От конечной остановки нужно было еще порядочно пройти пешком, а он всю дорогу прикидывал, как дать ей понять, что он вовсе не «ужасно добропорядочен», — слова эти задели его за живое. Когда они уже подходили к дому, Пиркс переполошился. Он так ничего и не придумал, а вдобавок из-за усиленных размышлений молчал как рыба; в голове его царила пустота, отличавшаяся от космической лишь тем, что была пронизана отчаянным напряжением. В последнюю минуту метеорами пронеслись две-три идеи: назначить ей новое свидание, поцеловать ее, пожать ей руку (об этом он где-то читал) — многозначительно, нежно и в то же время коварно и страстно. Но ничего не получилось. Он ее не поцеловал, не назначил свидания, даже руки не подал... И если бы на этом все кончилось! Но, когда она своим приятным, воркующим голоском произнесла «Спокойной ночи», повернулась к калитке и взялась за задвижку, в нем проснулся бес. А может, это произошло просто потому, что в ее голосе он ощутил иронию, действительную или воображаемую, бог знает, но совершенно инстинктивно, как раз когда она повернулась к нему спиной, такая самоуверенная, спокойная... это, конечно, из-за красоты, держалась она королевой, красивые девушки всегда так... Ну, короче, он дал ей шлепок по одному месту, и притом довольно сильный. Услышал тихий, сдавленный вскрик. Должно быть, она порядком удивилась! Но Пиркс не стал дожидаться, что будет дальше. Он круто повернулся и убежал, словно боялся, что она погонится за ним... На другой день, завидев Маттерса, он подошел к нему, как к мине с часовым механизмом, но тот ничего не знал о случившемся.

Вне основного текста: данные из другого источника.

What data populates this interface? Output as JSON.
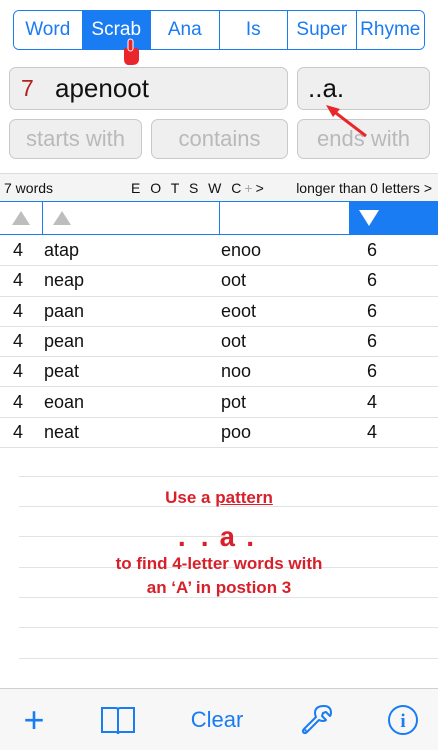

Пиркса беспокоила эта проблема. Ни о чем он тогда не думал (как легко это ему, к сожалению, дается!), а взял да отвесил ей шлепок. Разве так поступают «ужасно добропорядочные» люди?
Он не был вполне уверен, но опасался, что, пожалуй, так. Во всяком случае, после истории с сестрой Маттерса (с той поры он избегал этой девушки) он перестал по утрам кривляться перед зеркалом. А ведь одно время он пал так низко, что несколько раз с помощью второго зеркала пытался найти такой поворот лица, который хоть частично удовлетворял бы его великие запросы. Разумеется, он не был законченным идиотом и понимал, как смехотворны эти обезьяньи ужимки, но, с другой стороны, ведь искал-то он не признаков красоты, помилуй бог, а черты характера! Ведь он читал Конрада и с пылающим лицом мечтал о великом молчании Галактики, о мужественном одиночестве, а разве можно представить себе героя вечной ночи с такой ряшкой? Сомнения не рассеялись, но с кривлянием перед зеркалом он покончил, доказав себе, какая у него твердая, несгибаемая воля.